Voir capture d'écran pour iMessage. Après plusieurs essais infructueux, iMessage me force à changer de mot de passe iCloud.
J'ai redémarré mon iPhone comme proposé dans l'aide de Apple sans succès.
Avez-vous un conseil à me donner ?
Merci


----------



## pickwick (5 Mai 2022)

Bonjour
1) fermez la session iCloud complètement sur iPhone et Mac,
2) à partir du Mac, aller sur le site Apple pour manager votre identifiant Apple
3) vérifier que toutes vos données de contact et de double authentification sont correctes et changer le mot de passe de votre identifiant Apple et si vous avez déjà une adresse en xxxxx@me.com ou xxxxx@icloud.com, profitez en pour changer votre identifiant Apple (s'il n'est pas déjà comme cela, par exemple s'il est en Gmail ou Outlook)
4) dans les préférences systèmes du Mac, reconnectez vous à iCloud avec vos nouvelles données (nouveau mot de passe et peut être aussi nouvel ID)
5) idem sur iPhone, dans Réglages, paramètres iMessages
6) connectez vous à iMessage avec votre iPhone et cocher la possibilité d'utiliser l'ID Apple
7) aller sur le Mac et dans Messages  et ses préférences pour vous connecter avec l'ID Apple et verifier que le numero de téléphone y est bien arrivé aussi et que vous avez coché la synchronisation iCloud

Bon courage


----------



## Zidakani (9 Mai 2022)

Bonjour
Un grand merci pour votre aide.
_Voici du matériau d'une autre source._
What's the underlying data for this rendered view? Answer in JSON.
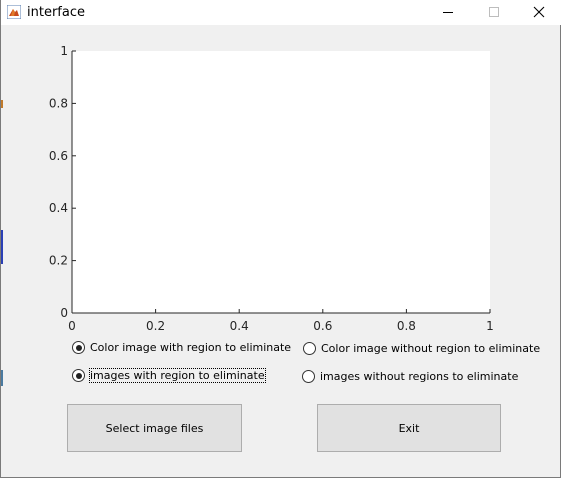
{
  "window": {
    "title": "interface",
    "icon": "matlab-figure-icon",
    "controls": [
      "minimize-icon",
      "maximize-icon",
      "close-icon"
    ]
  },
  "axes": {
    "x_ticks": [
      "0",
      "0.2",
      "0.4",
      "0.6",
      "0.8",
      "1"
    ],
    "y_ticks": [
      "0",
      "0.2",
      "0.4",
      "0.6",
      "0.8",
      "1"
    ]
  },
  "chart_data": {
    "type": "line",
    "series": [],
    "xlim": [
      0,
      1
    ],
    "ylim": [
      0,
      1
    ],
    "grid": false
  },
  "radios": {
    "color_with": {
      "label": "Color image with region to eliminate",
      "selected": true
    },
    "color_without": {
      "label": "Color image without region to eliminate",
      "selected": false
    },
    "images_with": {
      "label": "images with region to eliminate",
      "selected": true
    },
    "images_without": {
      "label": "images without regions to eliminate",
      "selected": false
    }
  },
  "buttons": {
    "select_label": "Select image files",
    "exit_label": "Exit"
  },
  "colors": {
    "window_bg": "#f0f0f0",
    "axes_bg": "#ffffff",
    "button_bg": "#e1e1e1"
  }
}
J'ai suivi la procédure et cela à bien marché.
Cependant un nouveau problème est apparu. Mon dossier "documents" est vide sur mon Mac et pas dans iCloud avec safari. Mes icônes de bureau ont aussi disparues.
Je suis enseignant et j'y ai mis tous mes documents de travail. Pour l'instant, je me dépanne avec une sauvegarde de mes documents sur clé usb. J'aimerais bien que mes documents se télécharge à partir du icloud sur mon Mac comme avant. Or je ne peut plus les télécharger sur mon Mac. L'icone du petit nuage est inactive.
Pouvez-vous m'aider ?
Cordialement


----------



## Zidakani (9 Mai 2022)

Désolé fausse alerte. 
Mes documents se téléchargent de nouveau. 
C'est l'icône de téléchargement inactive qui m'a inquiété.
Un grand merci pour votre aide


----------